The house I will be living in is close to the road, so I hear a lot of trucks and buses whizzing by, which is not exactly what I pictured when I imagine my Peace Corps life. But the proximity does make things convenient when I want to bring supplies back or catch the first bus out early in the morning. I also have neighbors whose proximity can be a good thing, but also feels a bit too much, with visitors constantly coming by, and my neighbor Seña being able to look from her cooking area and see onto the porch. I am hoping one day the novelty of staring at me and visiting constantly will wear off. In the mean time, I will keep the porch gate locked, and start turning away over-eager visitors.

I joke with my friends that the house is something of a Ngobe mansion. It is definitely nicer than all of the houses around it, and is even painted, which is a rarity in these communities. The bottom floor (yes there are two floors... another rarity) is a fenced-in porch with a concrete floor, the kitchen, an outdoor sink and a bathroom area with a toilet and an indoor shower. I live in a community where only a handful of houses have latines and my house has an indoor-flush toilet. Kind of ritzy. The upstairs floor has four rooms. I am sequestered in one small one due to nighttime rat visitors in the larger bedroom in which I had hoped to sleep.
(Note: Rat tips? They eat the bait from my rat trap and leave. Their is rat poop on my food shelf, and until I boxed everything up, they were munching through soup and coffee packets, crackers, anything.
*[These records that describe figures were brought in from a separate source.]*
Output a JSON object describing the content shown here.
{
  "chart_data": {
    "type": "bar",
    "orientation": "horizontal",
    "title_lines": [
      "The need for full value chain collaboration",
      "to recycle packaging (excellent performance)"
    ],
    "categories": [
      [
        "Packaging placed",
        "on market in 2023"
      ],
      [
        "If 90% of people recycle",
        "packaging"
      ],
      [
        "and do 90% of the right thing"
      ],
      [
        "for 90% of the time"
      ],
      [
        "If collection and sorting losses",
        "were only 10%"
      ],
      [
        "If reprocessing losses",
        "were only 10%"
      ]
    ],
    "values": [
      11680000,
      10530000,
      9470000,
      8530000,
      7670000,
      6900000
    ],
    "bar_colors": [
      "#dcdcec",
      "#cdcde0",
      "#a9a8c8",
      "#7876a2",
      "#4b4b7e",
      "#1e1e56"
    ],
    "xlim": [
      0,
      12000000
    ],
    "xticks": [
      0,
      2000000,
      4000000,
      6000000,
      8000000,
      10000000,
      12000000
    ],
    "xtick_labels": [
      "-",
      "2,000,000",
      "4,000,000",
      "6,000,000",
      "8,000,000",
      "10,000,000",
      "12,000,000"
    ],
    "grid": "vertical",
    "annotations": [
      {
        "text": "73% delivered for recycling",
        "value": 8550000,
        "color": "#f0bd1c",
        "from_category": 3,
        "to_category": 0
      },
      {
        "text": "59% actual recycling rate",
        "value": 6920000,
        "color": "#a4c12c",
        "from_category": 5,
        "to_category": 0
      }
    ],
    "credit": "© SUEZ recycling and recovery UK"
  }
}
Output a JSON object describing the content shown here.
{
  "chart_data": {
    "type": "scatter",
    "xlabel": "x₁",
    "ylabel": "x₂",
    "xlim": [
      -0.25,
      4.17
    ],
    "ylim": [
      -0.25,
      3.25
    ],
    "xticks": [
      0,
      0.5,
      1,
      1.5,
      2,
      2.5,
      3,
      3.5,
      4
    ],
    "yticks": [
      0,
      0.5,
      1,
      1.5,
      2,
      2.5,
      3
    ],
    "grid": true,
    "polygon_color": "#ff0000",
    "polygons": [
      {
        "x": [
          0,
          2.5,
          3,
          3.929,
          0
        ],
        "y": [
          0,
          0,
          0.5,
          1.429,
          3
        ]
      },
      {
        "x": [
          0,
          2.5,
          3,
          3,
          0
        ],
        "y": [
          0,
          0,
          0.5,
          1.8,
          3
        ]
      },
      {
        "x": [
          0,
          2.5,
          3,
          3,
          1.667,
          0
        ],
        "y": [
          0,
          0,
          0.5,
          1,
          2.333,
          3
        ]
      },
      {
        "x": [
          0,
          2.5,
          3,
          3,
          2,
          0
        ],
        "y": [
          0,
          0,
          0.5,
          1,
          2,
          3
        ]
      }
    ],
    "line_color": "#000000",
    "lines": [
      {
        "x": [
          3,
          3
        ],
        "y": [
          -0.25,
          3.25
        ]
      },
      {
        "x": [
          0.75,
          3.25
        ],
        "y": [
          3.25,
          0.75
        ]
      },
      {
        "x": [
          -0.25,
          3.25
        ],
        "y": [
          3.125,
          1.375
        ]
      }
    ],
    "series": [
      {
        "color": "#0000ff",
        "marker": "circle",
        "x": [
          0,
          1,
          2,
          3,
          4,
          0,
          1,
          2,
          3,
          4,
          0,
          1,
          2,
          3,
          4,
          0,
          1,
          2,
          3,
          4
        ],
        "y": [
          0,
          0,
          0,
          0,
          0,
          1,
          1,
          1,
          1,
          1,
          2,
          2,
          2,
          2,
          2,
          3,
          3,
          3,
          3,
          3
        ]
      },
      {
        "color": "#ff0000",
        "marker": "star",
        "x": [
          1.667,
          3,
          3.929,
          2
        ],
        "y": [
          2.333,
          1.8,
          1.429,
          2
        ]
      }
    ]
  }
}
Rats are disgusting disease carriers and I would like them to go.)

Here is the front of the house.
Here is where I shall make my culinary masterpieces:

Here is a room upstairs, where I will read/study/hide from children:


So yeah, the house, if you can call it fancy is a lot nicer than all of the other houses in the community, which makes me feel a little more visible and slightly awkward, because no one can believe that I´ll be only one person living in such a big house. Parents have offered their children to ¨accompoñar¨me in the nights. Check my photo album for more photos of the house and a bunch of other stuff.